18. Day 9

70 10 1
                                    

Happy Reading 🍁

Dua hari setelah aku melihat isi folder itu, membuat ku semakin ingin mengetahui apa arti di balik teka - teki semua ini. Apa maksud dan tujuannya kenapa semua seperti mengarah pada ku, siapa ibu Leona dan bapak MH. Siapa mereka setiap kali melihat fotonya membuat ku ingin menangis, aku seperti merindukan seseorang tapi entah siapa itu.

Pintu kamar ku terbuka lebar dan lihat siapa yang selalu mengganggu ku, sore ini bang yogi selalu meminta ku untuk menemaninya untuk kesekian kalinya pada hari ini. Sebenarnya aku hanya dijadikan alasan supaya dia bisa keluar malam ini, kemarin bang yogi mendapat peringatan dari bunda memang dianya sih yang bandel karna ketahuan nongkrong sama anak geng motor yang berandalan.

"Ayolah ra, kasian abang lu nih pengen jalan sama pacarnya." rengek bang yogi sambil terus menerus menggoyangkan tangan ku.
"Apa sih bang kayak anak kecil aja lu, geli gue muka sama kelakuan nggak sesuai!" ucapku jijik sambil mendorongnya agar menjauh.
"Rara cantik, rara baik, rara imut, rara pintar yayayaya tolongin bang yogi ya." dengan gerakan cepat mendekat dan menoel pipi ku.

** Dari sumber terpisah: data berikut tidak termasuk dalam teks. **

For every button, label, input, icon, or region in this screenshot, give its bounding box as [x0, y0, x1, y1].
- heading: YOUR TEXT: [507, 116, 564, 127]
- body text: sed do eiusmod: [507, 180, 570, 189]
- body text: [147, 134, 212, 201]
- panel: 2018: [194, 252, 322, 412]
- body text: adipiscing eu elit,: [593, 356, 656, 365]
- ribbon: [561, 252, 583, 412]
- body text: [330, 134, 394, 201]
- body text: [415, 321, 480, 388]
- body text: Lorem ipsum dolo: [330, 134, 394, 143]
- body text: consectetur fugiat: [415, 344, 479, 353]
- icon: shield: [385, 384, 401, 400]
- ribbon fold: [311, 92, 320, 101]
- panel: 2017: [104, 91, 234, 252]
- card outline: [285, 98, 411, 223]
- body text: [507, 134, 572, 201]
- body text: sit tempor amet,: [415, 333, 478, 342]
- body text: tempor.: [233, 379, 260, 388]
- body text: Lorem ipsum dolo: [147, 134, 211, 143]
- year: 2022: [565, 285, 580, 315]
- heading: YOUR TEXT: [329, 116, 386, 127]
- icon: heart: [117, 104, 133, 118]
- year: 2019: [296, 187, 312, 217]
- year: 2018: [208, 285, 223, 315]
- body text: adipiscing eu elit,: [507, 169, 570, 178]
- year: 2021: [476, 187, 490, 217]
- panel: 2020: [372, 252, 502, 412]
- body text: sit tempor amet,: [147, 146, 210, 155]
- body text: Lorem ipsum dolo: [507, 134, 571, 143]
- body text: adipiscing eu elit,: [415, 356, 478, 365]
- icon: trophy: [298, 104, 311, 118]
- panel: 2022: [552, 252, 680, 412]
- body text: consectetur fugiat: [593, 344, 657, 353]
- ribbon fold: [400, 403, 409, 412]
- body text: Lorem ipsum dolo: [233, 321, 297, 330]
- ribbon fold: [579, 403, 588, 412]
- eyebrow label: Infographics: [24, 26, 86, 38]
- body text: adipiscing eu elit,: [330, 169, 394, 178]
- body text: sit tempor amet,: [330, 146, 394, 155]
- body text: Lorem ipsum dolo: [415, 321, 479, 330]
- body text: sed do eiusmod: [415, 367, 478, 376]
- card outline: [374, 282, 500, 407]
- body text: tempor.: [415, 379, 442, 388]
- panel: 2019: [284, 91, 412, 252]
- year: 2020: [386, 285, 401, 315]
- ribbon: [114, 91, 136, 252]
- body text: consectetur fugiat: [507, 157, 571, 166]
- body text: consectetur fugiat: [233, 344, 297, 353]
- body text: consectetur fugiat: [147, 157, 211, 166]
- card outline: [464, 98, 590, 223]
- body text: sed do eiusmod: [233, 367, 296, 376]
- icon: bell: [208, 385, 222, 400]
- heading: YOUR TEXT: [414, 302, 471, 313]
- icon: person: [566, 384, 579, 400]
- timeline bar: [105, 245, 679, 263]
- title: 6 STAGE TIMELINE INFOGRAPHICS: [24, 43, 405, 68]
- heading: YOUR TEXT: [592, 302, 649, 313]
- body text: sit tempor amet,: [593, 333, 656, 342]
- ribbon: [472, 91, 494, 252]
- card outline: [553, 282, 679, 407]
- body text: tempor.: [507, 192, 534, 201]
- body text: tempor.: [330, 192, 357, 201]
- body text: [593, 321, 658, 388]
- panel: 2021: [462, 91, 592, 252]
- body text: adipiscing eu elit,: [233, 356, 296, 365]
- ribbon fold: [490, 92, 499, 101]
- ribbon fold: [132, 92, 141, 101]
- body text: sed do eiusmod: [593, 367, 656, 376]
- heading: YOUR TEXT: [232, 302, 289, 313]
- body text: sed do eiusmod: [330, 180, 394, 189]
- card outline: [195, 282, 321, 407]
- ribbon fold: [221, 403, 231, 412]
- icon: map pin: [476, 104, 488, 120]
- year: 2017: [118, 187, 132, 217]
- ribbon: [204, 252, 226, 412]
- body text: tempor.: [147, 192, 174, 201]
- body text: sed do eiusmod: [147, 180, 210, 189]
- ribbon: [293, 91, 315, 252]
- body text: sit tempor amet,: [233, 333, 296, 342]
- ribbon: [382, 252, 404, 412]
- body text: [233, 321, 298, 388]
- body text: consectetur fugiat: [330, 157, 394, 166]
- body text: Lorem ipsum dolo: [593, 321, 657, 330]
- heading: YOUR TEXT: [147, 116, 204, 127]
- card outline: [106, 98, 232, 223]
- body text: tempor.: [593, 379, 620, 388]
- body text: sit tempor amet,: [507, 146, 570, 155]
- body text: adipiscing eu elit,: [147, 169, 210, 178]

"ADUH PERGI SANA LU BANG! JIJIK GUE!" sambil memukul tangannya yang masih menoel pipiku.
"Eh baru ingat tadi arka bilang mau ikut, habis dengar kalau lu nemenin gue." ucap bang yogi tiba - tiba.
"Kalau lu nggak mau ya udah, gue kenalin aja sama karina temannya rania pacar gue." sambung bang arka sambil melenggang pergi keluar kamar ku.

"Sumpah ya lu bang kalau bukan abang gue, udah gue lempar lu ke planet jupiter!" teriakku frustasi ancaman macam apa ini.
"Tunggu gue mau siap - siap!" sambungku yang mendapat cengiran kemenangan dari manusia absurd gila itu.
"Sepuluh menit ya rara cantik," balasnya dari luar kamarku, sial bang yogi suka seenaknya sama aku.

Disinilah aku duduk dengan manis di belakang kursi kemudi, sempat terjadi percekcokan beberapa menit lalu. Bang yogi protes katanya dia seperti supir taxi, kalau aku duduk di belakang yang langsung ku balas bakal lapor ke bunda yang berdiri nggak jauh dari kami kalau bang yogi bohong.

"Ra duduk depan sini gih, gue ngerasa kayak sopir!" untuk kesekian kali dalam perjalanan omongan ini terus bang yogi ucapkan.
"Suka - suka gue lagian kan bang yogi yg maksa, gue kan pengen malas - malasan dalam kamar."
"Nggak ikhlas banget bantu abangnya,"
"Setengah hati gue ikhlas bang, lu sih bandel susah dibilang kalau gini gue juga jadi repot." omelku pada abang kurang kilo kepintarannya ini.

"Kita mau kemana ini bang?" saat aku baru sadar ternyata arah perjalanan kami bukan ke arah mall tapi kearah tempat anak berandalan, tepatnya di komplek susun kumuh dekat jalan layang terlantar.
"Lu temanin gue bentar ra," ucap bang yogi lalu memberhentikan mobilnya tepat dekat segerombolan anak geng motor, dia turun lalu bertos ria bareng teman yang sebagian aku tau kalau ada teman sekelas dan seangkatan bang yogi.

Samar - samar tapi jelas aku mendengar mereka membicarakan balap motor yang akan di mulai sebentar lagi.
"Lu aja yog yang balap lawan anton anak geng mahco," si cowok berambut merah terang langsung merangkul bang yogi.
"Iya yog lu selalu menang lawan geng motor lain," kompor bagas teman sekelas bang yogi.
"Tapi gue gak bawa motor, gue nggak bisa juga ada adek gue di mobil." ucap bang yogi.

"Gampang pakai motor gue, adek lu di jaga sama kita. Aman deh pokoknya! Gimana?" si cowok berambut merah nenyerahkan kunci yang dia ambil dari saku celananya.
"Jangan nolak! Kita udah nerima taruhannya, tadi kita iuran terkumpul duitnya sebesar sepuluh juta." kata bagas cepat setelah melihat bang yogi hendak mengembalikan kunci.